Re: [PATCH v2 1/3] perf/core: Add a tracepoint for perf sampling
From: Alexei Starovoitov
Date: Fri Aug 05 2016 - 01:24:32 EST
On Thu, Aug 04, 2016 at 09:13:16PM -0700, Brendan Gregg wrote:
> On Thu, Aug 4, 2016 at 6:43 PM, Alexei Starovoitov
> <alexei.starovoitov@xxxxxxxxx> wrote:
> > On Thu, Aug 04, 2016 at 04:28:53PM +0200, Peter Zijlstra wrote:
> >> On Wed, Aug 03, 2016 at 11:57:05AM -0700, Brendan Gregg wrote:
> >>
> >> > As for pmu tracepoints: if I were to instrument it (although I wasn't
> >> > planning to), I'd put a tracepoint in perf_event_overflow() called
> >> > "perf:perf_overflow", with the same arguments. That could then be used
> >> > for all PMU overflow events, without needing to add specific
> >> > tracepoints.
> >>
> >> Could we not teach BPF to replace event->overflow_handler and inject
> >> itself there?
> >>
> >> We don't currently have nice interfaces for doing that, but it should be
> >> possible to do I think. We already have the indirect function call, so
> >> injecting ourself there has 0 overhead.
>
> Sounds like a good idea, especially for things like struct
> file_operations so that we can statically instrument file system
> read/writes with zero non-enabled overhead, and not worry about high
> frequency workloads (>10M events/sec).
>
> These perf probes aren't high frequency, though, and the code is not
> normally in use, so overhead should be much less of a concern.

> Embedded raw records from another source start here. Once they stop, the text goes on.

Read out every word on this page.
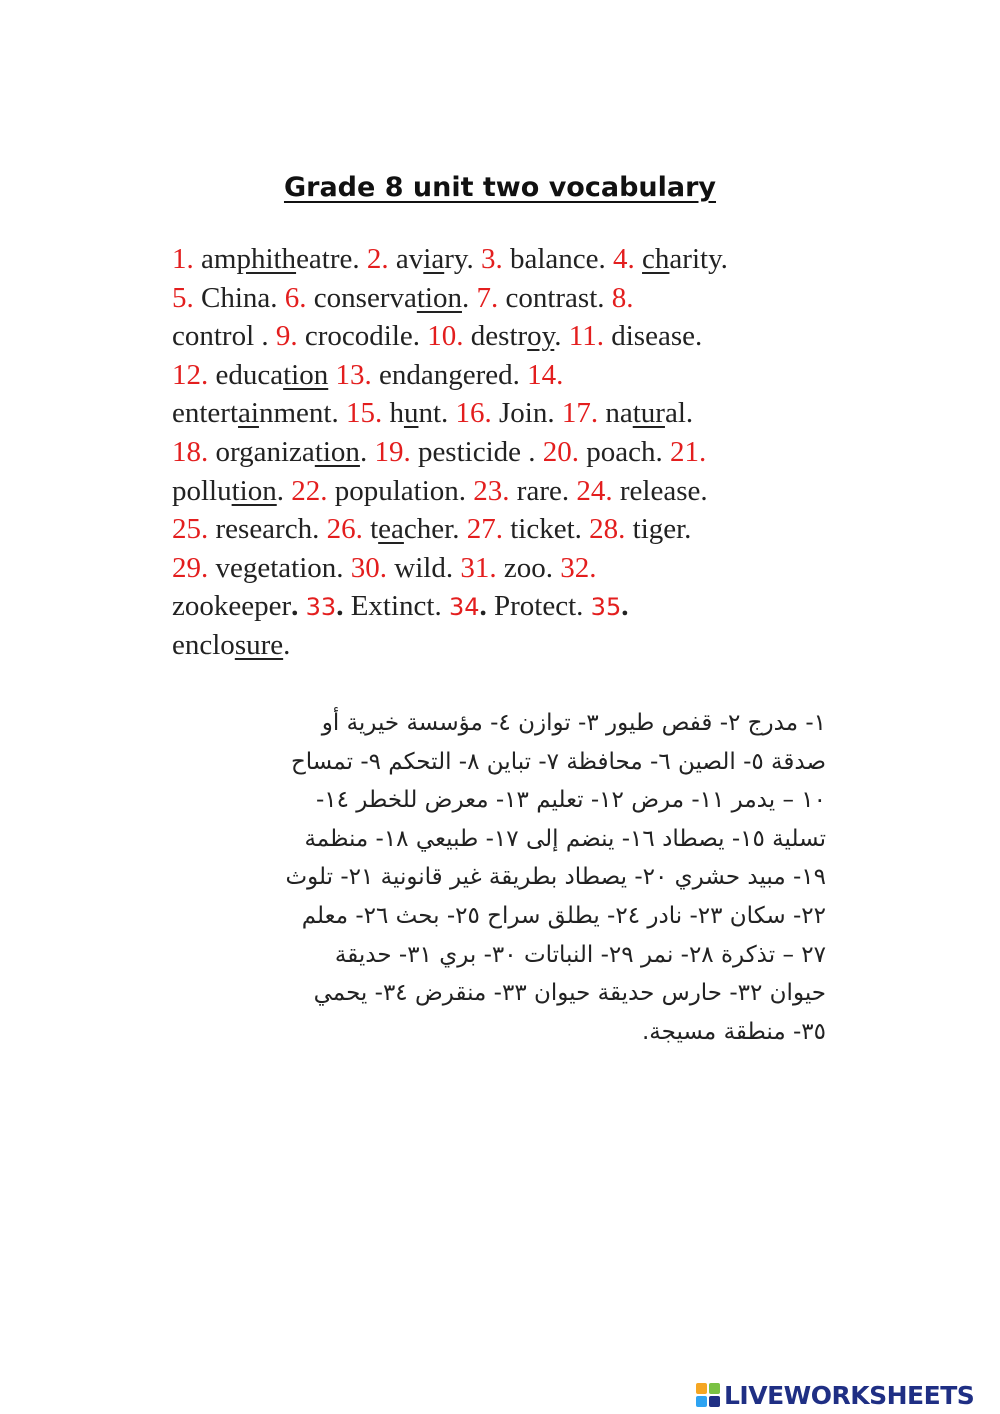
Grade 8 unit two vocabulary
1. amphitheatre. 2. aviary. 3. balance. 4. charity.
5. China. 6. conservation. 7. contrast. 8.
control . 9. crocodile. 10. destroy. 11. disease.
12. education 13. endangered. 14.
entertainment. 15. hunt. 16. Join. 17. natural.
18. organization. 19. pesticide . 20. poach. 21.
pollution. 22. population. 23. rare. 24. release.
25. research. 26. teacher. 27. ticket. 28. tiger.
29. vegetation. 30. wild. 31. zoo. 32.
zookeeper. 33. Extinct. 34. Protect. 35.
enclosure.
١- مدرج ٢- قفص طيور ٣- توازن ٤- مؤسسة خيرية أو
صدقة ٥- الصين ٦- محافظة ٧- تباين ٨- التحكم ٩- تمساح
١٠ – يدمر ١١- مرض ١٢- تعليم ١٣- معرض للخطر ١٤-
تسلية ١٥- يصطاد ١٦- ينضم إلى ١٧- طبيعي ١٨- منظمة
١٩- مبيد حشري ٢٠- يصطاد بطريقة غير قانونية ٢١- تلوث
٢٢- سكان ٢٣- نادر ٢٤- يطلق سراح ٢٥- بحث ٢٦- معلم
٢٧ – تذكرة ٢٨- نمر ٢٩- النباتات ٣٠- بري ٣١- حديقة
حيوان ٣٢- حارس حديقة حيوان ٣٣- منقرض ٣٤- يحمي
٣٥- منطقة مسيجة.
LIVEWORKSHEETS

> Sampling at 999 Hertz * CPUs is as frequent as I'd go. And if the
> tracepoint code is still adding a mem read, conditional, and branch,
> then that's not many instructions, especially considering the normal
> use case of these perf functions: creating records and writing to a
> perf ring buffer, then picking that up in user space by perf, then
> either processing it live or writing to perf.data, back to the file
> system, etc. It would be hard to benchmark the effect of adding a few
> instructions to that path (and any results may be more sensitive to
> cache line placement than the instructions).
tracepoints are actually zero overhead already via static-key mechanism.
I don't think Peter's objection for the tracepoint was due to overhead.
> The perf:perf_hrtimer probe point is also reading state mid-way
> through a function, so it's not quite as simple as wrapping the
> function pointer. I do like that idea, though, but for things like
> struct file_operations.
>
> >
> > you're right. All makes sense. I guess I was too lazy to look into
> > how to do it properly. Adding a tracepoint looked like quick and
> > easy way to achieve the same.
> > As far as api goes probably existing IOC_SET_BPF ioctl will do too.
> > Currently overflow_handler is set at event alloc time. If we start
> > changing it on the fly with atomic xchg(), afaik things shouldn't
> > break, since each overflow_handler is run to completion and doesn't
> > change global state, right?
> >
>
> How would it be implemented? I was thinking of adding explicit wrappers, eg:
instead of adding a tracepoint to perf_swevent_hrtimer we can replace
overflow_handler for that particular event with some form of bpf wrapper.
(probably new bpf program type). Then not only periodic events
will be triggering bpf prog, but pmu events as well.
So instead of normal __perf_event_output() writing into ringbuffer,
a bpf prog will be called that can optionally write into different
rb via bpf_perf_event_output. The question is what to pass into the
program to make the most use out of it. 'struct pt_regs' is done deal.
but perf_sample_data we cannot pass as-is, since it's kernel internal.
Probably something similar to __sk_buff mirror would be needed.
Another nice benefit of doing via overflow_handler instead of tracepoint
is that exclude_idle, exclude_user, exclude_kernel flags of the perf event
will all magically work and program will be event specific.
So two parallel 'perf record'-like sampling won't conflict.